Every iframe component is a sandbox. This means that the content of the iframe is not able to access the parent page, cookies, browser storage, and others. Learn more about sandbox iframes.

Form iframe Symbol

Configurable properties

  • Title: Label displayed on top of the iframe and as the accessible title. Can either be an expression, plain text, or templating syntax.
  • URL: Enter an HTTPS URL to a source. Can either be an expression, plain text, or templating syntax. Ensure the URL is safe as it might impose security risks. Not all external sources can be displayed in the iframe. Read more about it in the X-FRAME-OPTIONS documentation.
  • Height: Defines the height of the iframe. Defined as number of pixels.
  • Security attributes: Allow the iframe's sandbox more access to various functionality of the browser, at the cost of security.
    • Script execution: Enables script running, essential for interactive websites.
    • Allow same origin: Controls the same-origin policy for the iframe, impacting access to data like cookies, local storage, and DOM storage.
    • Open in fullscreen: Allows the content of the iframe to request fullscreen mode.
    • Geolocation: Grants or denies access to geolocation services.
    • Camera/Microphone access: Required for functionality which makes use of the camera/microphone. You may need to allow it through a browser prompt as well.
    • Forms submission: Enables the submission of forms within the iframe.
    • Open modal windows/popups: Permits the iframe to open modal windows/popups.
    • Top level navigation: Gives the iframe permission to change the URL of the parent page, navigating away entirely from it.
    • Storage access by user: Controls access of local storage based on user interactions, may be expected in addition to allow same origin on certain browsers for functionality depending on storage.
  • Hide if: Expression to hide the iframe.
  • Columns: Space the field will use inside its row. Auto means it will automatically adjust to available space in the row. Read more about the underlying grid layout in the Carbon Grid documentation.

Security advisory

When configuring iframes, it's essential to understand the security implications, especially if you are not certain of what you'll be rendering ahead of time.

  • URL Caution: Be very careful with the URLs loaded into the iframe. This isn't much of a concern if you just statically define a site, but if you are using links from say, some data a user submitted earlier in your process, it is critical that those are validated prior to being rendered in the iframe.

  • Script Execution: Enabling script execution can expose users to cross-site scripting (XSS) attacks if the content source is not secure. Limit this functionality to trusted, verified sources.

  • Allow Same Origin: This allows the iframe to access cookies, local storage, and DOM storage. Enabling this for an untrusted source can lead to data leaks or other security breaches.
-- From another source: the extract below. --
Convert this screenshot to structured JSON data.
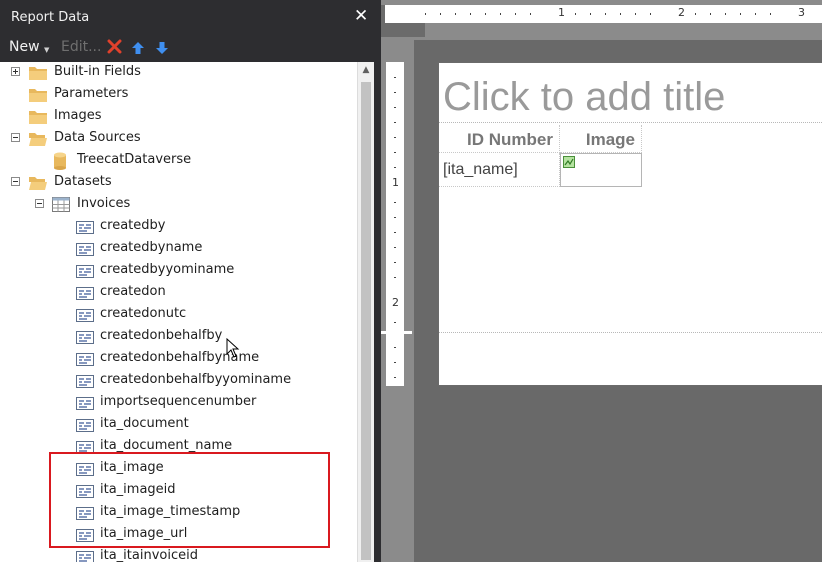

  • Camera/Microphone Access and Geolocation: These features should only be enabled for sites where they are absolutely necessary and trusted. Unauthorized access to these can severely compromise user privacy.
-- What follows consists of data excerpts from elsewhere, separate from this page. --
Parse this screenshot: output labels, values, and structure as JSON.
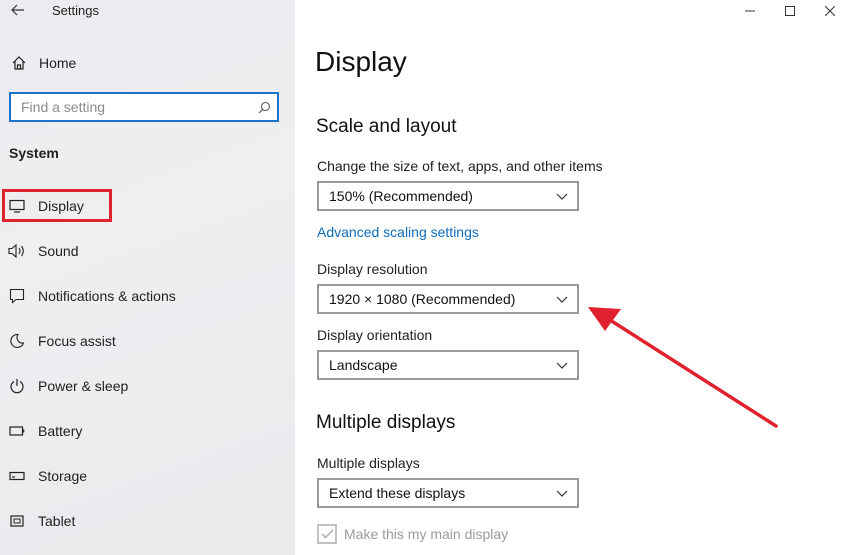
{
  "window": {
    "title": "Settings",
    "controls": [
      "minimize",
      "maximize",
      "close"
    ]
  },
  "sidebar": {
    "home_label": "Home",
    "search": {
      "placeholder": "Find a setting"
    },
    "section_title": "System",
    "items": [
      {
        "label": "Display",
        "icon": "monitor-icon",
        "selected": true
      },
      {
        "label": "Sound",
        "icon": "speaker-icon"
      },
      {
        "label": "Notifications & actions",
        "icon": "notification-icon"
      },
      {
        "label": "Focus assist",
        "icon": "moon-icon"
      },
      {
        "label": "Power & sleep",
        "icon": "power-icon"
      },
      {
        "label": "Battery",
        "icon": "battery-icon"
      },
      {
        "label": "Storage",
        "icon": "storage-icon"
      },
      {
        "label": "Tablet",
        "icon": "tablet-icon"
      }
    ]
  },
  "main": {
    "title": "Display",
    "scale_section": {
      "heading": "Scale and layout",
      "scale_label": "Change the size of text, apps, and other items",
      "scale_value": "150% (Recommended)",
      "advanced_link": "Advanced scaling settings",
      "resolution_label": "Display resolution",
      "resolution_value": "1920 × 1080 (Recommended)",
      "orientation_label": "Display orientation",
      "orientation_value": "Landscape"
    },
    "multiple_section": {
      "heading": "Multiple displays",
      "label": "Multiple displays",
      "value": "Extend these displays",
      "main_display_checkbox": "Make this my main display",
      "main_display_checked": true
    }
  },
  "colors": {
    "accent": "#1a73c9",
    "link": "#0f6cbd",
    "annotation": "#e0212e"
  }
}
  • Top-Level Navigation: This allows the iframe to redirect the parent page. Be cautious, as malicious sites can abuse this to redirect users to harmful websites.

  • Modal Windows/Popups: While useful, these can be exploited for phishing attacks or unwanted advertising. Only enable for trusted content.

You should adopt a allowlisting approach to iframe configuration. This means only enabling the bare minimum functionality that you need for your use-case, which ensures the attack surface is kept as low as possible.

Additionally, if you are rendering an external link you don't have control over, ensure that you specify what that link should look like and validate it somewhere in your process prior to rendering it. If the link could be anything, then you should not render it in this component.